Active Information Gathering for Long-Horizon Navigation Under Uncertainty by Learning the Value of Information
Raihan Islam Arnob, Gregory J. Stein
TL;DR
This work tackles long-horizon point-goal navigation under uncertainty in partially mapped environments by inferring the long-horizon value of information $V_I$ for exploratory actions and integrating it into a Learning over Subgoals (LSP) planning framework. A Graph Neural Network estimates subgoal properties and the value of information, enabling the planner to actively seek information that improves planning performance while maintaining completeness and soundness. The approach computes one-step information gains $v_I$ and accumulates them as $V_I$ during offline training to train the estimator, and then applies these predictions at deployment time. In three simulated office-like environments, the method significantly reduces average navigation cost compared with non-learned baselines and prior LSP variants, with improvements up to 63.76% and full goal-reachability, demonstrating practical benefits of principled information-seeking for long-horizon navigation under uncertainty.
Abstract
We address the task of long-horizon navigation in partially mapped environments for which active gathering of information about faraway unseen space is essential for good behavior. We present a novel planning strategy that, at training time, affords tractable computation of the value of information associated with revealing potentially informative regions of unseen space, data used to train a graph neural network to predict the goodness of temporally-extended exploratory actions.
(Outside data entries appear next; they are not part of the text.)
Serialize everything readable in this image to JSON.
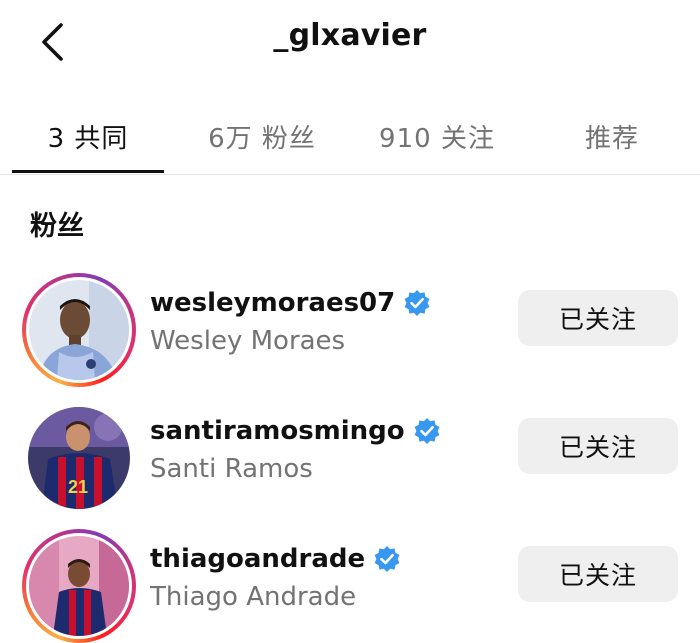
{
  "header": {
    "title": "_glxavier",
    "back_icon": "chevron-left-icon"
  },
  "tabs": [
    {
      "label": "3 共同",
      "active": true
    },
    {
      "label": "6万 粉丝",
      "active": false
    },
    {
      "label": "910 关注",
      "active": false
    },
    {
      "label": "推荐",
      "active": false
    }
  ],
  "section": {
    "title": "粉丝"
  },
  "users": [
    {
      "username": "wesleymoraes07",
      "full_name": "Wesley Moraes",
      "verified": true,
      "has_story_ring": true,
      "button_label": "已关注"
    },
    {
      "username": "santiramosmingo",
      "full_name": "Santi Ramos",
      "verified": true,
      "has_story_ring": false,
      "button_label": "已关注"
    },
    {
      "username": "thiagoandrade",
      "full_name": "Thiago Andrade",
      "verified": true,
      "has_story_ring": true,
      "button_label": "已关注"
    }
  ],
  "colors": {
    "verified_blue": "#3897f0",
    "button_bg": "#efefef",
    "secondary_text": "#737373"
  }
}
Our learning-augmented model-based planning approach predicts the expected value of information of revealing unseen space and is capable of using these predictions to actively seek information and so improve long-horizon navigation. Across two simulated office-like environments, our planner outperforms competitive learned and non-learned baseline navigation strategies, achieving improvements of up to 63.76% and 36.68%, demonstrating its capacity to actively seek performance-critical information.